I can see how it could be worth identifying people who might have it before they continue on their journey. Are they about to get on another crowded plane or transport vehicle? Are they going home to a large family? Does this seem to be a person who will respect quarantine measures?
A month ago (and possibly still) African countries decided that it made most sense for their nationals to stay put in Wuhan quarantine and not come home. Africa didn’t have any cases yet and China seemed to have a handle on the situation. Stranded Africans were bored and miserable but it was better than trying to contain COVID-19 in, say, Rwanda.
We’re taking the opposite approach. We’re being proactive about shutdowns which helps us track contacts. And we’re bringing home our nationals from countries that are making a mess of things.
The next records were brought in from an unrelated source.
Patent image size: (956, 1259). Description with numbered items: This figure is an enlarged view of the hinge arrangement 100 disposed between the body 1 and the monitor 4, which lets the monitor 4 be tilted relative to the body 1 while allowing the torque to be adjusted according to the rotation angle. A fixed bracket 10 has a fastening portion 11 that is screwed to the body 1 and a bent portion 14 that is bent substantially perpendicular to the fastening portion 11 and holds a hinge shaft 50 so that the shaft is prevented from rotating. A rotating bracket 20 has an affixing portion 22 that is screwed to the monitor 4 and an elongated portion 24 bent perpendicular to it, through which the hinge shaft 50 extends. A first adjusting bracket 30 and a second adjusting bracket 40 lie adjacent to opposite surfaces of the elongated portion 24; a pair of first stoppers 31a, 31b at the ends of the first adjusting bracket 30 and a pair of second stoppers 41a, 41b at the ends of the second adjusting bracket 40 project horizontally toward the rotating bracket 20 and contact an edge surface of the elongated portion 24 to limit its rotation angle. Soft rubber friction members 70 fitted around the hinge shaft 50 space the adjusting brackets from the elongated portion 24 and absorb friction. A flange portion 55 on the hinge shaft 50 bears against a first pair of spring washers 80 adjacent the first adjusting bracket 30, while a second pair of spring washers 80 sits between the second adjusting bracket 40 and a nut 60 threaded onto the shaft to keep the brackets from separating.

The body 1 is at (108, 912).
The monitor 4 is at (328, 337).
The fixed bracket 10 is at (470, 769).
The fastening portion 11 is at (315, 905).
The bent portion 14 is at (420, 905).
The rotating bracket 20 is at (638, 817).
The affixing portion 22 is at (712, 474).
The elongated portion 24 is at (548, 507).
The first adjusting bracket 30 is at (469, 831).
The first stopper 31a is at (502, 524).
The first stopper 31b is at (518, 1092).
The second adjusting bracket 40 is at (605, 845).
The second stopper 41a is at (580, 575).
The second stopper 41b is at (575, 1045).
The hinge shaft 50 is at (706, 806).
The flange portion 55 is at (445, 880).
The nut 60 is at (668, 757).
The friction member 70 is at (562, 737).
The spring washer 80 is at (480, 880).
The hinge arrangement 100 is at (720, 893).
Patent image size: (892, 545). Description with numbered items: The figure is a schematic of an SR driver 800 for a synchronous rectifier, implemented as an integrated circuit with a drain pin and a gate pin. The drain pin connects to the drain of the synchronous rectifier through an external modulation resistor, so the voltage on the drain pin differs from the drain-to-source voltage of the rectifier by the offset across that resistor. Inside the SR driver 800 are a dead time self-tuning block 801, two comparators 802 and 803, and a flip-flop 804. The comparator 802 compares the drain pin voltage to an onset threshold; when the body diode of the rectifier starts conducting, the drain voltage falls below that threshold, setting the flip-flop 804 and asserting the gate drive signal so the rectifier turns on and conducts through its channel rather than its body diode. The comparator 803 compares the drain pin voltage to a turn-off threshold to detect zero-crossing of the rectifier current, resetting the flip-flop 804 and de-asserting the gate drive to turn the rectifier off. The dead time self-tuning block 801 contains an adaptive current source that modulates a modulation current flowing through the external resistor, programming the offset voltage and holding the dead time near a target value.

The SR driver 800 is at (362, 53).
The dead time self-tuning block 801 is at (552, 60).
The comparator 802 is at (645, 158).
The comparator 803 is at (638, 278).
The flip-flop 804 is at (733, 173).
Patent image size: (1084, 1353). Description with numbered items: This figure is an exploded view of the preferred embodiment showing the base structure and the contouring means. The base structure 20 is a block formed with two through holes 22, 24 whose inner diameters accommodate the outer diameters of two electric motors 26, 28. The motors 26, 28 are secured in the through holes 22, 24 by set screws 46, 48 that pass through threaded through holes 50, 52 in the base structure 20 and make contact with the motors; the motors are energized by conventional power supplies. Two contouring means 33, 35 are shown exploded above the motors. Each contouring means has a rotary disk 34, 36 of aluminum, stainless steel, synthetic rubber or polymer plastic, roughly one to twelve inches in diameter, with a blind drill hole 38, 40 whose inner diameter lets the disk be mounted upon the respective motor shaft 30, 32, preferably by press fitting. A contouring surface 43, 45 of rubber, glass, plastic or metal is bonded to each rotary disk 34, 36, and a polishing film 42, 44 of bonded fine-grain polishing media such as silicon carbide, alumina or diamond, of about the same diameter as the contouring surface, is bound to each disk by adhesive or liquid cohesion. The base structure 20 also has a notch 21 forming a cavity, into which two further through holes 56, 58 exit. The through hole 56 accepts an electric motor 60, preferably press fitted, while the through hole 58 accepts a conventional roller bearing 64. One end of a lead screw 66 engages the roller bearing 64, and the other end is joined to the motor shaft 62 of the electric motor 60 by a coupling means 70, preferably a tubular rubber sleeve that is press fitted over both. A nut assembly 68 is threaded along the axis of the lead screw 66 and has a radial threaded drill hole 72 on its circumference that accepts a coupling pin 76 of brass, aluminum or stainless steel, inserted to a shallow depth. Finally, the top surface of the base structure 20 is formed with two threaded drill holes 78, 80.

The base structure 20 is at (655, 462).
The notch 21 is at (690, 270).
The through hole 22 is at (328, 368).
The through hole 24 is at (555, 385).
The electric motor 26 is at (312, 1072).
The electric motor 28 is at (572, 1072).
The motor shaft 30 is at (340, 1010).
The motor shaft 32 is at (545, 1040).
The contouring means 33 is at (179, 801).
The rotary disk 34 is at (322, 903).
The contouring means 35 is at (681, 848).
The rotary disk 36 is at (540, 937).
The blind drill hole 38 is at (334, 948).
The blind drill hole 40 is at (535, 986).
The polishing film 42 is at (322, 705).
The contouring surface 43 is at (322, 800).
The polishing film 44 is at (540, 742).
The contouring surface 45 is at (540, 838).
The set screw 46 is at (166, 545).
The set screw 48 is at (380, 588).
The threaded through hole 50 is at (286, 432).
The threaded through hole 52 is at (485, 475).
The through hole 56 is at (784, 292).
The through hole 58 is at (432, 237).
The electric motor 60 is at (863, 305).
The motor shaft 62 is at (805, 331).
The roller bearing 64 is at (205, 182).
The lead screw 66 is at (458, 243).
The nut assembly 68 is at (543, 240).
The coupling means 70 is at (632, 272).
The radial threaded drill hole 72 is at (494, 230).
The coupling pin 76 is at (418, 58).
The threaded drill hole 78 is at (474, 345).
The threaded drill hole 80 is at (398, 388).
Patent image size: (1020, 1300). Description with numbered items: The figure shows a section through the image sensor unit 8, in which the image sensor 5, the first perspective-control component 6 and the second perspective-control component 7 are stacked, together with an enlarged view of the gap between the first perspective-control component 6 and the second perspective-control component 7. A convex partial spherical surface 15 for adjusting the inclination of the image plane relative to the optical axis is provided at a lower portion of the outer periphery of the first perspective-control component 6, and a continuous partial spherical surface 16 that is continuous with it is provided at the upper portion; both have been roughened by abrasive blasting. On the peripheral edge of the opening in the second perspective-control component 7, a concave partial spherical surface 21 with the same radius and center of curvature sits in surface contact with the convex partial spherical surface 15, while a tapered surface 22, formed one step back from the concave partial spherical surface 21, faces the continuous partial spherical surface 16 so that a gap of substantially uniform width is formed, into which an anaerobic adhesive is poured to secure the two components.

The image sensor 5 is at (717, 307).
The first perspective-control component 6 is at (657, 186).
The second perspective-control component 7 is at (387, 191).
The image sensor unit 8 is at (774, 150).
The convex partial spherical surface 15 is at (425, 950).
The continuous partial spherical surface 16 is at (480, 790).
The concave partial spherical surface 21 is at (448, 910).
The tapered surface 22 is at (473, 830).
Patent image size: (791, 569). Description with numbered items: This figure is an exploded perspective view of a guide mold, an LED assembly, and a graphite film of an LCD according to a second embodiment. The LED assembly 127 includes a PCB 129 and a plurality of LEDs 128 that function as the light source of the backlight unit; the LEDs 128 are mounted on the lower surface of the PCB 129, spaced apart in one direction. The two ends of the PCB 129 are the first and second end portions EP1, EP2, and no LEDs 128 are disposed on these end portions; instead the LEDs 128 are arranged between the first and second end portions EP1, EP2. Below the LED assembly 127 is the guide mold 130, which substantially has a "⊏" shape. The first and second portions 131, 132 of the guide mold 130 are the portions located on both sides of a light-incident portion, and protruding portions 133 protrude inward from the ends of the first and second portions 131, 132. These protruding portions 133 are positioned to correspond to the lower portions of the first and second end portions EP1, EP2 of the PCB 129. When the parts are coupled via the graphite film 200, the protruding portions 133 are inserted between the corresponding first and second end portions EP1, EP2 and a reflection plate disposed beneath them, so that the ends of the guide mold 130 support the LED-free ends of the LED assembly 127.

If someone is coming from a country that is encouraging young people to get sick (Britain) or that doesn’t have a functioning national public program (US) we can expect that they are at higher risk than people who have been self-quarantining in a country where everyone else is self-quarantining.
IF we can identify them easily without creating lineups and crowds, and IF we’re in a position to follow up with them, I’m all for infra-red monitors and asking people if they’ve been coughing lately.
(I’m also all for making screening available to other risk groups — teachers, cashiers, anyone who spends time with old people — not travellers specifically.)
Kate 15:54 on 2020-03-16 Permalink
I wonder if that temperature scanning device was put in for SARS, and whether it’s still operating.
Alison Cummins 16:55 on 2020-03-16 Permalink
Kate, possibly, or MERS. Apparently Istanbul airport is the only one to have it permanently installed, but it was broken when we went through a couple of weeks ago.
Also RE what we do with returning snowbirds:
nationalpost.com/pmn/news-pmn/canada-news-pmn/a-canadian-evacuee-describes-life-under-quarantine-at-cfb-trenton/amp
Francesco 22:10 on 2020-03-16 Permalink
Hi @kate I was specifically referencing Legault’s rhetoric about foreigners and his posturing about the feds not doing enough to stem the flow of foreigners through YUL. His comments are anything but science-based.